The IMPACT of BINARIES on STELLAR EVOLUTION
ESO Garching, July 3-7, 2017
As we now know, stars are mostly found in binary and multiple systems, as at least 50% of all solar-like stars have companions - a fraction that most likely goes up to 100% for the most massive stars. Moreover, a large fraction of them will interact in some way or another: at least half of the binary systems containing solar-like stars, in particular when the primary will evolve on the Asymptotic Giant Branch and at least 70% of all massive stars. Such interactions can, and often will, alter the structure and evolution of both components in the system. This will, in turn, lead to the production of exotic objects whose existence cannot be explained by the standard stellar evolution models, such as Algols, Blue Stragglers, and other Chemically Peculiar Stars, but also non-spherical planetary nebulae, or to more dramatic outcome, such as supernovae (of all sorts) and Gamma-Ray Bursts. One should also not forget that one of the most luminous stars in our Galaxy, Eta Carinae, is a binary, while the most massive stars may be the results of mergers. Moreover, in 2016, we saw the first ever announcement of the detection of gravitational waves, coming from the merging of a binary black hole.
The stage is thus clearly set to study in detail the impact of binaries on stellar evolution, in resolved and unresolved populations. This is even more so, as Gaia will soon bring a wealth of new data in this area and the community needs to be ready to interpret them.

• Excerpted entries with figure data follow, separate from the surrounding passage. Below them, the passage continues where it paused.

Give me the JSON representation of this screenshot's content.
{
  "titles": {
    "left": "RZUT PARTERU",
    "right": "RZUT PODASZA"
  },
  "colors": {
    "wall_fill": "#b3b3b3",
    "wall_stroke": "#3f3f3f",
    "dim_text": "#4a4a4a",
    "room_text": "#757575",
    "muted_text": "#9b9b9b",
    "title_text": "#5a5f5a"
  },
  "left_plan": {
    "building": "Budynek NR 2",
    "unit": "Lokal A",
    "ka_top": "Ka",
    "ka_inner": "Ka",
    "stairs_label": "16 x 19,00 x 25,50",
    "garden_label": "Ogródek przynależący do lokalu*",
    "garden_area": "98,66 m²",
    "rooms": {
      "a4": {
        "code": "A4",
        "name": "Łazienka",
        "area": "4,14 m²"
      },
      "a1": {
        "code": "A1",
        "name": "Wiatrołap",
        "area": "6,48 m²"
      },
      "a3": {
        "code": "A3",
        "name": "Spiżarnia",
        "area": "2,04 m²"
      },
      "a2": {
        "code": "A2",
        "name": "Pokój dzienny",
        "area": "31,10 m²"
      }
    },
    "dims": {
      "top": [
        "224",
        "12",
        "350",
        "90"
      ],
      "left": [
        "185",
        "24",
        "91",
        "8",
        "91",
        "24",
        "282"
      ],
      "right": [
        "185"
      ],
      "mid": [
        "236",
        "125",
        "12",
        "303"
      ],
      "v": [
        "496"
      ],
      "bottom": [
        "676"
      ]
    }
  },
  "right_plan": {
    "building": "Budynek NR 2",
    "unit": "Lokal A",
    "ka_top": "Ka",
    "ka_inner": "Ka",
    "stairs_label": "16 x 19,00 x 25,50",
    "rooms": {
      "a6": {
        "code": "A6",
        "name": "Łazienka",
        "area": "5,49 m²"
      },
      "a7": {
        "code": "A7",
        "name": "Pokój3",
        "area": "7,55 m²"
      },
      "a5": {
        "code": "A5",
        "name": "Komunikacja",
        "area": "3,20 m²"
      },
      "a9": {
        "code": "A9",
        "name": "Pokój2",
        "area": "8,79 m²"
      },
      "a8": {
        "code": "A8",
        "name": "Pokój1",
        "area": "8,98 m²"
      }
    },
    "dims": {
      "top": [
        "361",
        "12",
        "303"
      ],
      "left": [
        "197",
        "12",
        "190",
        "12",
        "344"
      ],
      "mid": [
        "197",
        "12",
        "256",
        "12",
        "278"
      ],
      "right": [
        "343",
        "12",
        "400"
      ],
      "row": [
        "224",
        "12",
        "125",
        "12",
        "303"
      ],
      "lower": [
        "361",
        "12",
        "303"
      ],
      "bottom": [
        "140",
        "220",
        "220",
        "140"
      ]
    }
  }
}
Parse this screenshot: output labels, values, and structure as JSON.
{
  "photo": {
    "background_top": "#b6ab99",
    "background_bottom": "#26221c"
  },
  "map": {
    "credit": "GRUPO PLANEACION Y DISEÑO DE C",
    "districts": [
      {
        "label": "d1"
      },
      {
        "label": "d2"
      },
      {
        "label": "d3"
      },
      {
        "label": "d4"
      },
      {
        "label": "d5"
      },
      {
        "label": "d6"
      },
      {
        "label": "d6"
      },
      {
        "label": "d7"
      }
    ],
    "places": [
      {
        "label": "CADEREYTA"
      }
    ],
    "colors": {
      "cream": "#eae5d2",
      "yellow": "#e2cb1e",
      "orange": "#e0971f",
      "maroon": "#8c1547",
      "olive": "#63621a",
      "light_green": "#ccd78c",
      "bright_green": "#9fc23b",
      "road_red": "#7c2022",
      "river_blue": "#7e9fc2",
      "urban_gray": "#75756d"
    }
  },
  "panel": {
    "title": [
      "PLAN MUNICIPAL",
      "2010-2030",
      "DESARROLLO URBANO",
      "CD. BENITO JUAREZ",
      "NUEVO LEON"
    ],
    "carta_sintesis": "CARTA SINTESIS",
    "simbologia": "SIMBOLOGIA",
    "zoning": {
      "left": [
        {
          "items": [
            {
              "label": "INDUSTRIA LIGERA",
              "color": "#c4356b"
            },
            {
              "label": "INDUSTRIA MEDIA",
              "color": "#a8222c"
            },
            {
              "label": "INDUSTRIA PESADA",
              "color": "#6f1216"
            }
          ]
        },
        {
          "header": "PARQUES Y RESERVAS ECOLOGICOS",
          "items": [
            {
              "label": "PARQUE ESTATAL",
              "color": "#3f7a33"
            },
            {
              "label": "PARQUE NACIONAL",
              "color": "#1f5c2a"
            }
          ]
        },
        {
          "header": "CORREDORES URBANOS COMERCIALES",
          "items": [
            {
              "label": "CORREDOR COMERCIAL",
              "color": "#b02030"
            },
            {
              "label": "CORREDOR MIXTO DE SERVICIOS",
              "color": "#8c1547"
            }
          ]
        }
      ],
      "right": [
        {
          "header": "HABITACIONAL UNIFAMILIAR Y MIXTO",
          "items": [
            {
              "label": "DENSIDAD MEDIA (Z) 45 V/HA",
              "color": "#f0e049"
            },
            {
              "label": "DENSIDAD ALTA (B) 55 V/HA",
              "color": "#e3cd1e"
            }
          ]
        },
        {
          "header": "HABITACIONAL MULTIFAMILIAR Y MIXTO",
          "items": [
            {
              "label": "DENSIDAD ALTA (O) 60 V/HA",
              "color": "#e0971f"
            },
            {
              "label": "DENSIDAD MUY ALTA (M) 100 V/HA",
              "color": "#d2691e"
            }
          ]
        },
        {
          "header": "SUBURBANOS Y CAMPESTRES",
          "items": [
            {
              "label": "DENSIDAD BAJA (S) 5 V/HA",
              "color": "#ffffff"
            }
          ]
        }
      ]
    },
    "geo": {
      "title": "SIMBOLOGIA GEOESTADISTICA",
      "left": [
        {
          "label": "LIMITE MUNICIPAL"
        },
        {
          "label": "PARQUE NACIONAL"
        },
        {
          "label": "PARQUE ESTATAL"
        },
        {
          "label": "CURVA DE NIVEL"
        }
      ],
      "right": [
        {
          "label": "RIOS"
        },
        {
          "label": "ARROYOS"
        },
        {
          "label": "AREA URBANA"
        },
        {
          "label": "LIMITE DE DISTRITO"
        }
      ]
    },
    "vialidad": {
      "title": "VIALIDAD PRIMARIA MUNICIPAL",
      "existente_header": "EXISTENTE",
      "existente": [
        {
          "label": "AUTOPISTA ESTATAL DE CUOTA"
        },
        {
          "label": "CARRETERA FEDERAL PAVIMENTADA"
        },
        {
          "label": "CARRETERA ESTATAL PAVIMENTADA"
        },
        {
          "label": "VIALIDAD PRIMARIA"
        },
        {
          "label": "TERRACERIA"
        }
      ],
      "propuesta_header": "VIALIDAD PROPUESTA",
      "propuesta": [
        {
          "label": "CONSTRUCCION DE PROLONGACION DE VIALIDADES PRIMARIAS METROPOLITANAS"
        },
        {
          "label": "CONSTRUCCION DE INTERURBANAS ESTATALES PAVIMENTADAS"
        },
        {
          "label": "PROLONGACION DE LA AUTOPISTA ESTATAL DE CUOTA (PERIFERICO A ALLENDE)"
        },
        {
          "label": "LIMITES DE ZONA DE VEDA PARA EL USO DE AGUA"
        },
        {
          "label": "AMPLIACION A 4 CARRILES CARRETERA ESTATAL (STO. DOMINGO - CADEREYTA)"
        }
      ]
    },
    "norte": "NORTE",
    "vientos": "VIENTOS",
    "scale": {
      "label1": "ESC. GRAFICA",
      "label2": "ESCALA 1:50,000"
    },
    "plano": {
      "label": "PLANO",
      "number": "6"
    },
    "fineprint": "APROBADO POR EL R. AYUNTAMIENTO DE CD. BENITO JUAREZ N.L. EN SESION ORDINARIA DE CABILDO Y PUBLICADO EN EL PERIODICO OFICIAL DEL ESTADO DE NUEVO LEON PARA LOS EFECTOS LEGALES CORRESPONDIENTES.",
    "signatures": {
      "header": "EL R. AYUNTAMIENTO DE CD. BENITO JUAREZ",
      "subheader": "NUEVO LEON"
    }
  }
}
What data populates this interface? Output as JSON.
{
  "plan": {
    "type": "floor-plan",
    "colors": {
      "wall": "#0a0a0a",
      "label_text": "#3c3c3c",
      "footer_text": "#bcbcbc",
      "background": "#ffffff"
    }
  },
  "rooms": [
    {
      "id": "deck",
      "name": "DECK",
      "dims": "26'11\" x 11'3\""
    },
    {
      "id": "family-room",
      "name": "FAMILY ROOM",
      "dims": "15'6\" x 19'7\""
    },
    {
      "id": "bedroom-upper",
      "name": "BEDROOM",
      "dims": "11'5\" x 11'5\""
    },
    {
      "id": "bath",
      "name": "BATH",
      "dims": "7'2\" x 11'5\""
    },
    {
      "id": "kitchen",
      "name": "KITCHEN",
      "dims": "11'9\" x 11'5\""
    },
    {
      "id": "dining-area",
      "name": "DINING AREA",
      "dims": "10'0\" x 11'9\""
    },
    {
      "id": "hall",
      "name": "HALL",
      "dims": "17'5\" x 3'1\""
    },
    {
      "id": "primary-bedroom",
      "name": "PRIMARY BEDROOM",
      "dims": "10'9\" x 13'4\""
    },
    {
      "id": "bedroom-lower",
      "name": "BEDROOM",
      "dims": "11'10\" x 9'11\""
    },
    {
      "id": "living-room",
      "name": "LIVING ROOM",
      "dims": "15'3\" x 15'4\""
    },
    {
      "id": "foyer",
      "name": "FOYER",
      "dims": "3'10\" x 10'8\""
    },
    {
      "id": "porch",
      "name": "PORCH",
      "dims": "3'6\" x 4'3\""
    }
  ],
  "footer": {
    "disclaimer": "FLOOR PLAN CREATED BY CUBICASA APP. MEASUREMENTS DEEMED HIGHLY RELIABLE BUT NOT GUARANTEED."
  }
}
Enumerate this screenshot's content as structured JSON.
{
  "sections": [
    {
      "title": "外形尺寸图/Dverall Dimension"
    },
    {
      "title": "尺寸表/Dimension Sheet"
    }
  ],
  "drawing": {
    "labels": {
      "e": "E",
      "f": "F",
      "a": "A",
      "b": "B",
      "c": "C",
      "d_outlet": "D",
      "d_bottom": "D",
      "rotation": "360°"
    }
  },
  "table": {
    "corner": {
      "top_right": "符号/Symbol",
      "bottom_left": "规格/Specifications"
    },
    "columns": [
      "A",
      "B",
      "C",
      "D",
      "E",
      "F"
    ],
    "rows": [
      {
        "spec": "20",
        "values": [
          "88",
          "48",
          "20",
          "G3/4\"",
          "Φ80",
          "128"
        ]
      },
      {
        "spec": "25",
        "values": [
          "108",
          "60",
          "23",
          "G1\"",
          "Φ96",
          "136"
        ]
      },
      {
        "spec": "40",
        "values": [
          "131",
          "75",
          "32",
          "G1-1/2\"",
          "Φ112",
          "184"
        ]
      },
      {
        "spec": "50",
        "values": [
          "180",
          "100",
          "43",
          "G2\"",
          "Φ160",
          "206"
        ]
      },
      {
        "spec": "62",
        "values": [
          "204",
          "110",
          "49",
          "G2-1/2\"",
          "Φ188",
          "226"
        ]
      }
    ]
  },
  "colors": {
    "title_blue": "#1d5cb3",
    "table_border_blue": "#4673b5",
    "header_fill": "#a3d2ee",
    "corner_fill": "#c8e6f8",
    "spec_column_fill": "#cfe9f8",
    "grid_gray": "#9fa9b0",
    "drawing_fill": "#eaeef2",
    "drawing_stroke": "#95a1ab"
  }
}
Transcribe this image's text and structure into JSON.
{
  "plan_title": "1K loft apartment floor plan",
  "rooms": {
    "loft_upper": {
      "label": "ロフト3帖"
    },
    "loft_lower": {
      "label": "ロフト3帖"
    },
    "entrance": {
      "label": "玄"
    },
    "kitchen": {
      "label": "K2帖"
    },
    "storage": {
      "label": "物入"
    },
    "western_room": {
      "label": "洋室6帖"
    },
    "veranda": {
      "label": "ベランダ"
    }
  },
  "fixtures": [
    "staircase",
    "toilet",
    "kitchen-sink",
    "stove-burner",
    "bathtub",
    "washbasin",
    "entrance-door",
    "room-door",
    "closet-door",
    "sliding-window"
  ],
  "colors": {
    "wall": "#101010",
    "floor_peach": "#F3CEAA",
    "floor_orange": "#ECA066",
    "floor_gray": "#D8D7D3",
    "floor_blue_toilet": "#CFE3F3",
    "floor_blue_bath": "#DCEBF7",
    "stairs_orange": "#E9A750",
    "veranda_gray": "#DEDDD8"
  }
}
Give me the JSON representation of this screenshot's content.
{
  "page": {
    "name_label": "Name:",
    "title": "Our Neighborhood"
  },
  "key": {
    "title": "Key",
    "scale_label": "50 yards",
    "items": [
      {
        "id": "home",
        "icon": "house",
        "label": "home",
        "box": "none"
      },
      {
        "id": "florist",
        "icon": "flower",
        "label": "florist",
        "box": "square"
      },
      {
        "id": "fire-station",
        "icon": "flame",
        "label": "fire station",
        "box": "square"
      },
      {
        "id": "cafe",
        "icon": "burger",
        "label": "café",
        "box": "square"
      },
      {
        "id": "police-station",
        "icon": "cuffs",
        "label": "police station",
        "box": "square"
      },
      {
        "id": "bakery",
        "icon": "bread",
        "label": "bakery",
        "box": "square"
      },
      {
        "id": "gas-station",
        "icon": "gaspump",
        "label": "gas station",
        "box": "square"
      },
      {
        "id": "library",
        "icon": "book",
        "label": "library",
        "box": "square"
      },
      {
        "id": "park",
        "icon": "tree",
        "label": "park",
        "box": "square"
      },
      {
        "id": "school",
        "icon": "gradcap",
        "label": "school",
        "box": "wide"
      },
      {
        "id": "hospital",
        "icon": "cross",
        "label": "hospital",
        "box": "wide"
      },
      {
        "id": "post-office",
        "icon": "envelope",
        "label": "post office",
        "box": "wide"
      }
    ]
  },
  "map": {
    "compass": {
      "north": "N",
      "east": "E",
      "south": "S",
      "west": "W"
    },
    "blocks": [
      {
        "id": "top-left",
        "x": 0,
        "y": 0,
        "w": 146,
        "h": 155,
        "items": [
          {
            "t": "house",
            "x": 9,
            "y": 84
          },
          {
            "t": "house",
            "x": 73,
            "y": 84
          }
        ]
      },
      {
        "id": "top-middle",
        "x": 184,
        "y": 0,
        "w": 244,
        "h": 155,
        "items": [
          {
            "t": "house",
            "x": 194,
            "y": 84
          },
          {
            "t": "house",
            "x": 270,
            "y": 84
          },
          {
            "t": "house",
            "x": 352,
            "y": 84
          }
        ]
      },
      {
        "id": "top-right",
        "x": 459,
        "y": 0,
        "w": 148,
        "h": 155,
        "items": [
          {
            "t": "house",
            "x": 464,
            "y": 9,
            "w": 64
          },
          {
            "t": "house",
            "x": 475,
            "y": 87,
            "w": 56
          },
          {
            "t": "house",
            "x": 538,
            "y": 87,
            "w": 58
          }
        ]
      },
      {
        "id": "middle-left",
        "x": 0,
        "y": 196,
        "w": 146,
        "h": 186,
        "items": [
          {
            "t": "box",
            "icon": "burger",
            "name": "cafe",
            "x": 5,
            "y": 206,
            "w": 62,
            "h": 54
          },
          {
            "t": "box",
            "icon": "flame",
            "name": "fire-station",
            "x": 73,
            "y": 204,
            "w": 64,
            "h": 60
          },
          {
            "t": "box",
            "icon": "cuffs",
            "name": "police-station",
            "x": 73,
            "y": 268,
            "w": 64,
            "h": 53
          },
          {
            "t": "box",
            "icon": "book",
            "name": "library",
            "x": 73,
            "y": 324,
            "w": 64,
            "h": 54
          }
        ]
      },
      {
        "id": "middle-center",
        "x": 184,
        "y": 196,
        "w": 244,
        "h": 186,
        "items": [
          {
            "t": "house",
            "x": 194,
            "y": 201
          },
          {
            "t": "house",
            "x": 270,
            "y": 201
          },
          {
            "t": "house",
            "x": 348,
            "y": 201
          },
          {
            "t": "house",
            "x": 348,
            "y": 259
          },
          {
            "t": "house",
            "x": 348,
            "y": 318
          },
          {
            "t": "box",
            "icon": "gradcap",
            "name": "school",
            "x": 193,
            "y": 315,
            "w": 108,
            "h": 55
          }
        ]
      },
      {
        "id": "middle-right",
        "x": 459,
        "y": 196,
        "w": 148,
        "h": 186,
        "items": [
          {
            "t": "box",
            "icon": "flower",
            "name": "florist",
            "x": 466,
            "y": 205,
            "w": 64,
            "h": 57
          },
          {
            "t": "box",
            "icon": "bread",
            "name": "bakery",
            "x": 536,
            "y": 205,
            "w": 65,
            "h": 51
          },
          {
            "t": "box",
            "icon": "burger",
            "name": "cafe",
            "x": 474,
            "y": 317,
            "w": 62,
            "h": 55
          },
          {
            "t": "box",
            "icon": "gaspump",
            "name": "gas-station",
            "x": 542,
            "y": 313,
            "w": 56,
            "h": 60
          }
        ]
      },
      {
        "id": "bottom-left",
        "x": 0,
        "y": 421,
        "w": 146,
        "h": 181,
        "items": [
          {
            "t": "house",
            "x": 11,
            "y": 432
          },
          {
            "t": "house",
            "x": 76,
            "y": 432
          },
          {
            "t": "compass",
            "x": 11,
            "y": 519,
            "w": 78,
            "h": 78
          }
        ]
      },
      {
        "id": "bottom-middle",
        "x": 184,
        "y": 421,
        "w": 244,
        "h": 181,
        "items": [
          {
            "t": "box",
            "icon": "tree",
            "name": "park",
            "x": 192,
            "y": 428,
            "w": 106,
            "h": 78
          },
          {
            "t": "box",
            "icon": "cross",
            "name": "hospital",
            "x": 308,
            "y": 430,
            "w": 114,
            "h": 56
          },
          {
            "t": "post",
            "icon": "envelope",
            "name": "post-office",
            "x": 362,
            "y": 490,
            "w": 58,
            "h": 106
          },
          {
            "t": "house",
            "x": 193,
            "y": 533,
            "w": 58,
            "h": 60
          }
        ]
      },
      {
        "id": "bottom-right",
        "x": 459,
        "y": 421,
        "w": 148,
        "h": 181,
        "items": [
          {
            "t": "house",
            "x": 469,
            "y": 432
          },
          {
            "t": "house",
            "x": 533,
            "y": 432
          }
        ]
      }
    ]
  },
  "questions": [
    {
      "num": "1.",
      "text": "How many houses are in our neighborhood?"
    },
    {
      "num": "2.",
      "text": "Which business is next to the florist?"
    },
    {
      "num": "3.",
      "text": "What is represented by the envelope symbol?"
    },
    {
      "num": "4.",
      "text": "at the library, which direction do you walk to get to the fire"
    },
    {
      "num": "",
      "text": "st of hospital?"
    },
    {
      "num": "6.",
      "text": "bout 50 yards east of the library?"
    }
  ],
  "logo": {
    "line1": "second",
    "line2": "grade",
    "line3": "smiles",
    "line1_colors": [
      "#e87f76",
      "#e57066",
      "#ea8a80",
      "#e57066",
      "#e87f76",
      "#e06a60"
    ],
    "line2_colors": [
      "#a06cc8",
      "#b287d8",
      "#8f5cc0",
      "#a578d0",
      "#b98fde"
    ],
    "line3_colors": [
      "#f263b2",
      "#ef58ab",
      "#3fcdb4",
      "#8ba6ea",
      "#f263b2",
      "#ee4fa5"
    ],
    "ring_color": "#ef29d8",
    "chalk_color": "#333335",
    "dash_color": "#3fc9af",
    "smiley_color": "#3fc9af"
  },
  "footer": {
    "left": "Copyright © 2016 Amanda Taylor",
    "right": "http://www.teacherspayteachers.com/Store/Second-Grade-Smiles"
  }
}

We therefore aim at bringing together in this workshop observers and theoreticians, working on different areas of stellar evolution and binary stars. The workshop will consist of a complete set of review talks (25+10 min) and ample time for contributed talks (15+5 min), as well as posters.
The workshop will take place at the ESO Headquarters in Garching (Germany) from July 3 to 7, 2017.